The governors of Steiner Academy Bristol in Fishponds are planning a legal challenge after Ofsted rated it as ‘Inadequate’.
After launching an appeal for £15,000 on the CrowdJustice website earlier this week, there have already been more than 160 pledges totalling more than £7,000 towards their £15,000 target.
The governing body at SAB say they are challenge Ofsted’s approach to inspection of Steiner schools. Meanwhile a petition set up on the change.org website by parents challenging Ofsted’s report has more than 1,400 names.
The governing body say they are seeking to apply to the High Court for a ruling that the inspection process and the judgements formed are irrational and show evidence of apparent bias, and that inspection report should be quashed.
Steiner Academy Bristol is a free school which opened in Bristol in 2014. The school was inspected by Ofsted in November and the report was published this month. The education watchdog found the school to be ‘Inadequate’ and it is now in special measures. The governors say this means that SAB will be taken over by a multi-academy trust and may not continue to follow the Steiner curriculum and philosophy.
They say: “Whilst we take the report very seriously we had a number of concerns about its findings and wanted to work with Ofsted to resolve these. Unfortunately we feel that the position Ofsted has adopted throughout this process has left the board of governors with no other option than to investigate a legal challenge.
“We are therefore raising funds to mount a legal challenge against Ofsted’s decision. If you believe in maintaining Steiner education in the state sector – or just that schools should be able to offer a different kind of education – please contribute now and share this page with your friends, family and on social media.”

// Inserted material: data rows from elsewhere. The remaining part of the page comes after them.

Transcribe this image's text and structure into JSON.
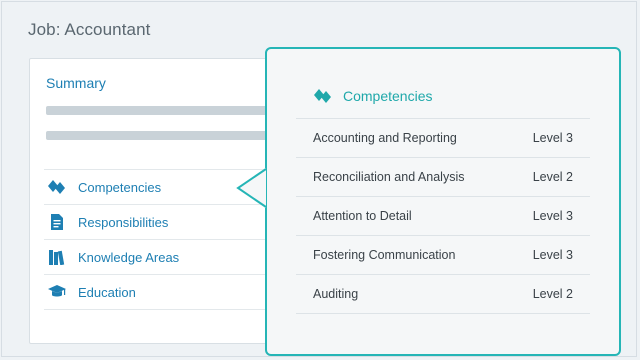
{
  "job": {
    "title": "Job: Accountant"
  },
  "summary": {
    "title": "Summary",
    "nav": [
      {
        "label": "Competencies",
        "icon": "competencies-icon"
      },
      {
        "label": "Responsibilities",
        "icon": "document-icon"
      },
      {
        "label": "Knowledge Areas",
        "icon": "books-icon"
      },
      {
        "label": "Education",
        "icon": "graduation-cap-icon"
      }
    ]
  },
  "popover": {
    "title": "Competencies",
    "icon": "competencies-icon",
    "rows": [
      {
        "name": "Accounting and Reporting",
        "level": "Level 3"
      },
      {
        "name": "Reconciliation and Analysis",
        "level": "Level 2"
      },
      {
        "name": "Attention to Detail",
        "level": "Level 3"
      },
      {
        "name": "Fostering Communication",
        "level": "Level 3"
      },
      {
        "name": "Auditing",
        "level": "Level 2"
      }
    ]
  },
  "colors": {
    "link_blue": "#1e7fb3",
    "accent_teal": "#25b5b6",
    "text_gray": "#5a6770",
    "placeholder_gray": "#c9d2d8"
  }
}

The legal claim will argue that the Ofsted inspection was flawed, failed to follow guidance and the code of conduct relating to inspections, and the inspectors lacked a proper evidential basis for their conclusions. It will also argue that there was apparent bias in the way that Ofsted carried out their inspection.
“In December 2018 an article in the Telegraph stated the Education Secretary Damian Hinds had written to the Chief Inspector of Ofsted demanding ‘additional scrutiny’ of all Steiner schools in a memo to the Chief Inspector of Ofsted dated 15th November 2018. We have requested disclosure of this letter, but the request has been refused.
“We believe that the inspection and judgement process suggest an apparent bias against Steiner education. We are concerned that multiple Steiner Academies were subjected to unannounced inspections over a very short time period and we are asking the High Court to make a ruling that the inspectors came into school with a pre-determined view.
“For the above reasons, we requested Ofsted carry out a fresh inspection with a new team of inspectors. We also asked Ofsted to provide us with documents to properly understand the reason for the unannounced inspection and what information had been provided to inspectors beforehand. Ofsted have refused our request so to do.
“We now seek to have the inspection process and judgements in the report judicially reviewed.”
The governors say their initial goal is to instruct their legal team (Irwin Mitchell) to prepare the case to issue judicial review proceedings and obtain disclosure of information: “We have made multiple requests, including via a ‘pre-action’ legal letter, but Ofsted have refused to provide us with the information we requested because they say it is not ‘proportionate’. With these documents we will be able to properly consider our legal challenge.”
The £15,000 will cover the estimated legal costs to prepare the case to issue Judicial Review proceedings and to ask for an order for Ofsted to disclose key documents.
SAB, which currently has 377 pupils, opened in 2014 under the free school programme. It takes children from four to 16 and is part of a group of Steiner Academies, state-funded schools that build on the ideas of Steiner education with a commitment to diversity and accessibility.
The Ofsted report says that safeguarding is not effective, with pupils exposed to avoidable risk of harm and physical intervention is used unnecessarily.
“Leaders and governors have failed to ensure that pupils receive an acceptable standard of education. They have an over-generous view of the school’s effectiveness. Governors have not held senior leaders to account effectively over time. As a result, teaching is weak, and pupils are underachieving significantly across the school.”
The inspectors also said that teachers do not use assessment well to support and increase pupils’ learning, and have low expectations for pupils’ achievement. Their report continues: “The school’s curriculum is not taught well. Consequently, too many pupils do not make the progress they should; they do not learn how to stay safe online; and they have a limited understanding of British values.
“Although middle leaders have identified what needs to improve in their subject areas, too many have not yet had an impact on pupils’ progress and attainment.”
The report highlights that disadvantaged pupils make less progress than their peers, pupils with special educational needs and/or disabilities make insufficient progress, secondary pupils don’t get good enough careers guidance, and low-level disruption is common in some classes. It also says bullying incidents are too frequent and that leaders have only recently started to tackle this.
An Academy Management Committee has been appointed by the South West Regional Schools Commissioner Lisa Mannall and will be responsible for the operational management of SAB.
Cabot Learning Federation will be providing school-to-school support to deliver improvements in line with Ofsted’s recommendations.